AutoNation CEO Mike Jackson is right, although many dealers won't like to hear it. The dealership networks of each of the traditional Big 3 have shrunk during the past five years. But General Motors, Ford Motor Co. and the Chrysler group must accelerate the pace for the good of their dealers and themselves.
Closing poorly performing dealerships in major metropolitan markets would benefit the domestic automakers and their dealers, many of whom are hurting. Dealers say their profitability is worse than it was last year, when it was the lowest in five years.
A look at sales-per-dealership data shows why stores that sell domestic brands are faring worse than those that handle import brands. Last year, the average Toyota dealership in the United States sold 1,613 cars and trucks. The average Ford dealer sold 696 new units. At Chevrolet, the average was 643 and at Dodge, 408.

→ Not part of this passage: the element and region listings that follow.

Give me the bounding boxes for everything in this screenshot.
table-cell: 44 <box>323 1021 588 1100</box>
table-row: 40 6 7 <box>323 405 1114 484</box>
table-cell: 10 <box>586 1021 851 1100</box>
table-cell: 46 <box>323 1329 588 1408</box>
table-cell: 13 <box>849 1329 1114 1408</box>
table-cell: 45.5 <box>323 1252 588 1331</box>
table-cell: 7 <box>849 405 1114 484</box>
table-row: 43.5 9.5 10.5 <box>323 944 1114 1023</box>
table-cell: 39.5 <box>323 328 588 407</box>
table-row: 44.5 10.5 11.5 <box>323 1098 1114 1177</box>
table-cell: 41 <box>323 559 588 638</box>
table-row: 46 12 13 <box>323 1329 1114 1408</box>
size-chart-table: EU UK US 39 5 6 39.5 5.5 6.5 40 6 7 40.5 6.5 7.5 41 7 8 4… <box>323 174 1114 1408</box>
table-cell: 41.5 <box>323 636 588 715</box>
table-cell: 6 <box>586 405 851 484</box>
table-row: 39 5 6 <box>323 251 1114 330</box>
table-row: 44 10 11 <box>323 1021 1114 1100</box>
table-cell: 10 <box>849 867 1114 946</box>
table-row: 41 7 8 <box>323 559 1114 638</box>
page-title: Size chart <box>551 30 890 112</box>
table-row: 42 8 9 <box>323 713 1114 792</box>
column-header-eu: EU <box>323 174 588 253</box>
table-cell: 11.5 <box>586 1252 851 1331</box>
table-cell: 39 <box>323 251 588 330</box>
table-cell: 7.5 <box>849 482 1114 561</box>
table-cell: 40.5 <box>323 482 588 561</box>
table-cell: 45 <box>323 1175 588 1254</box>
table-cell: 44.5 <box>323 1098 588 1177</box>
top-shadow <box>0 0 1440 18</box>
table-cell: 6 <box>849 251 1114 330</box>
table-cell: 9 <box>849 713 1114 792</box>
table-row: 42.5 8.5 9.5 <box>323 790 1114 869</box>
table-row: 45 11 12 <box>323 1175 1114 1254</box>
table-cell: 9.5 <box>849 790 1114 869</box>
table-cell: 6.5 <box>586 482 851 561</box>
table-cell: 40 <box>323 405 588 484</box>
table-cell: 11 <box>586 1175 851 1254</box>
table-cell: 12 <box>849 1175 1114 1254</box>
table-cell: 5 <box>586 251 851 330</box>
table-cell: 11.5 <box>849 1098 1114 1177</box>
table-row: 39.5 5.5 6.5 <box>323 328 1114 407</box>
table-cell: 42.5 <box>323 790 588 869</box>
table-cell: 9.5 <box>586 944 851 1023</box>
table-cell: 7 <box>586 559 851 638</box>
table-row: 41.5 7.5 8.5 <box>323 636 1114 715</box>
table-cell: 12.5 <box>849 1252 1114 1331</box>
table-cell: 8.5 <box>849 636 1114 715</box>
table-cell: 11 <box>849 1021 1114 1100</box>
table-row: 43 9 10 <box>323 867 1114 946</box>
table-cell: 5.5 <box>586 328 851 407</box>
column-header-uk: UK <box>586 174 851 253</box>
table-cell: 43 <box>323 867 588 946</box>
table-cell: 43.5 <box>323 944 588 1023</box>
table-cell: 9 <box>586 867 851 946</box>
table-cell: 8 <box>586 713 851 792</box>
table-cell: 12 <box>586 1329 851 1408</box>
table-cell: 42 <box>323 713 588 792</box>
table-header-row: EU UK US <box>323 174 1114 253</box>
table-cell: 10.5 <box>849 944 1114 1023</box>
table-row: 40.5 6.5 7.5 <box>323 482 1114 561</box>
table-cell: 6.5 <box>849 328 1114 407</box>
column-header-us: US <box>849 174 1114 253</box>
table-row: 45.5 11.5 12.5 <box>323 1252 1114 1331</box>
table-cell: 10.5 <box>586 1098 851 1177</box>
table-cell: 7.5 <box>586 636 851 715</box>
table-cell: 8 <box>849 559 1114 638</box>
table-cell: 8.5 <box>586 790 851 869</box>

Jackson reasons that at the retail level, automakers compete for talent, location and capital and that the Big 3 have excess retail capacity.
To be sure, GM and Chrysler have active programs to consolidate dealerships, while Ford is doing it on a case-by-case basis.
But falling market share has outpaced the rate at which GM, Ford and Chrysler are trimming their retail networks. The Big 3 must pick up the pace and be willing to spend what's required to eliminate excess capacity in the retail sector, just as they do in manufacturing.